4. The Revenue went in appeal against the order of the CIT (Appeal). The Income Tax Appellate Tribunal (ITAT) has sustained the deletion of Rs. 1,68,104/- treating it to be a non-monetary benefit. For arriving at this conclusion it relied upon the judgment of a Special Bench of the ITAT in the case of RBF Rig Corporation LIC. Insofar as grossing up is concerned the ITAT held that the AO had not given any finding to the effect that the tax on monetary benefits/salary was paid by the employer and, therefore, such grossing up of the tax was not sustainable.

5. Challenging the order of the Tribunal in respect of grossing up, the submission of the learned Counsel for the Revenue is that in case the AO had not given any finding to this effect, the ITAT should have remit the case back to the AO in order to find the reasons. We are not impressed with this submission. Under Section 195A of the Income Tax Act, grossing up could be done by the AO if the tax chargeable on any income was borne by the employer. It is clear from the assessment order that tax amount of Rs. 1,68,104/- was paid by the employer and, specifically, addition to this effect was made by the AO. While grossing up tax liability under Section 195A, the AO did not furnish any reason. He has not even stated as to what is other amount of tax paid by the employer on the basis of which grossing up was done under the said provision. In the appeal filed by the Assessee this grossing up was challenged on the ground that this was done on the basis of advance tax paid i.e. on the presumption that such an advance tax was paid by the employer. The assessee pointed out that it was factually incorrect as this advance tax was in fact paid by the employee/Assessee himself. This aspect was not challenged or disputed by the Department. Therefore, one has to infer that the grossing up was done keeping in view the payment of advance tax.

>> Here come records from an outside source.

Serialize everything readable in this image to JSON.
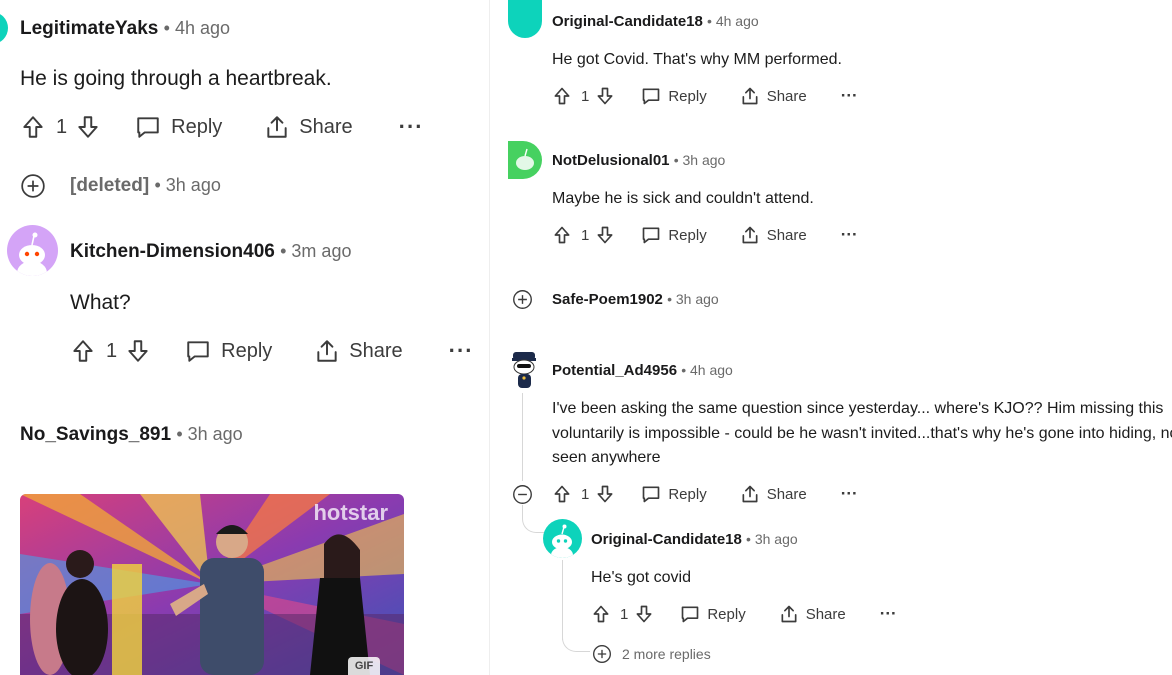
{
  "left": {
    "c1": {
      "author": "LegitimateYaks",
      "time": "4h ago",
      "body": "He is going through a heartbreak.",
      "votes": "1",
      "reply": "Reply",
      "share": "Share"
    },
    "c2": {
      "author": "[deleted]",
      "time": "3h ago"
    },
    "c3": {
      "author": "Kitchen-Dimension406",
      "time": "3m ago",
      "body": "What?",
      "votes": "1",
      "reply": "Reply",
      "share": "Share"
    },
    "c4": {
      "author": "No_Savings_891",
      "time": "3h ago",
      "gif_watermark": "hotstar",
      "gif_badge": "GIF"
    }
  },
  "right": {
    "c1": {
      "author": "Original-Candidate18",
      "time": "4h ago",
      "body": "He got Covid. That's why MM performed.",
      "votes": "1",
      "reply": "Reply",
      "share": "Share"
    },
    "c2": {
      "author": "NotDelusional01",
      "time": "3h ago",
      "body": "Maybe he is sick and couldn't attend.",
      "votes": "1",
      "reply": "Reply",
      "share": "Share"
    },
    "c3": {
      "author": "Safe-Poem1902",
      "time": "3h ago"
    },
    "c4": {
      "author": "Potential_Ad4956",
      "time": "4h ago",
      "body_lines": [
        "I've been asking the same question since yesterday... where's KJO?? Him missing this",
        "voluntarily is impossible - could be he wasn't invited...that's why he's gone into hiding, not",
        "seen anywhere"
      ],
      "votes": "1",
      "reply": "Reply",
      "share": "Share"
    },
    "c5": {
      "author": "Original-Candidate18",
      "time": "3h ago",
      "body": "He's got covid",
      "votes": "1",
      "reply": "Reply",
      "share": "Share"
    },
    "more_replies": "2 more replies"
  },
  "colors": {
    "accent_teal": "#0dd3bb",
    "snoo_green": "#46d160",
    "snoo_purple": "#d4a4f7",
    "meta_gray": "#6a6a6a"
  }
}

6. Since the finding of fact is arrived at that this advance tax has been paid by the employee and not by the employer the basis for this grossing up by the AO was clearly unsustainable. We may also record the statement of Dr. Gupta, learned Counsel appearing for Assessee at the bar that the advance tax was in fact paid by the Assessee himself. In the circumstances, we are of the view that no question of law arises, insofar as the grossing up is concerned.

7. Coming to the addition of Rs. 1,68,104/-, since the tax effect on that amount is much less than Rs. 4 lac, we refuse to entertain the appeal on that ground.

8. This appeal is accordingly dismissed.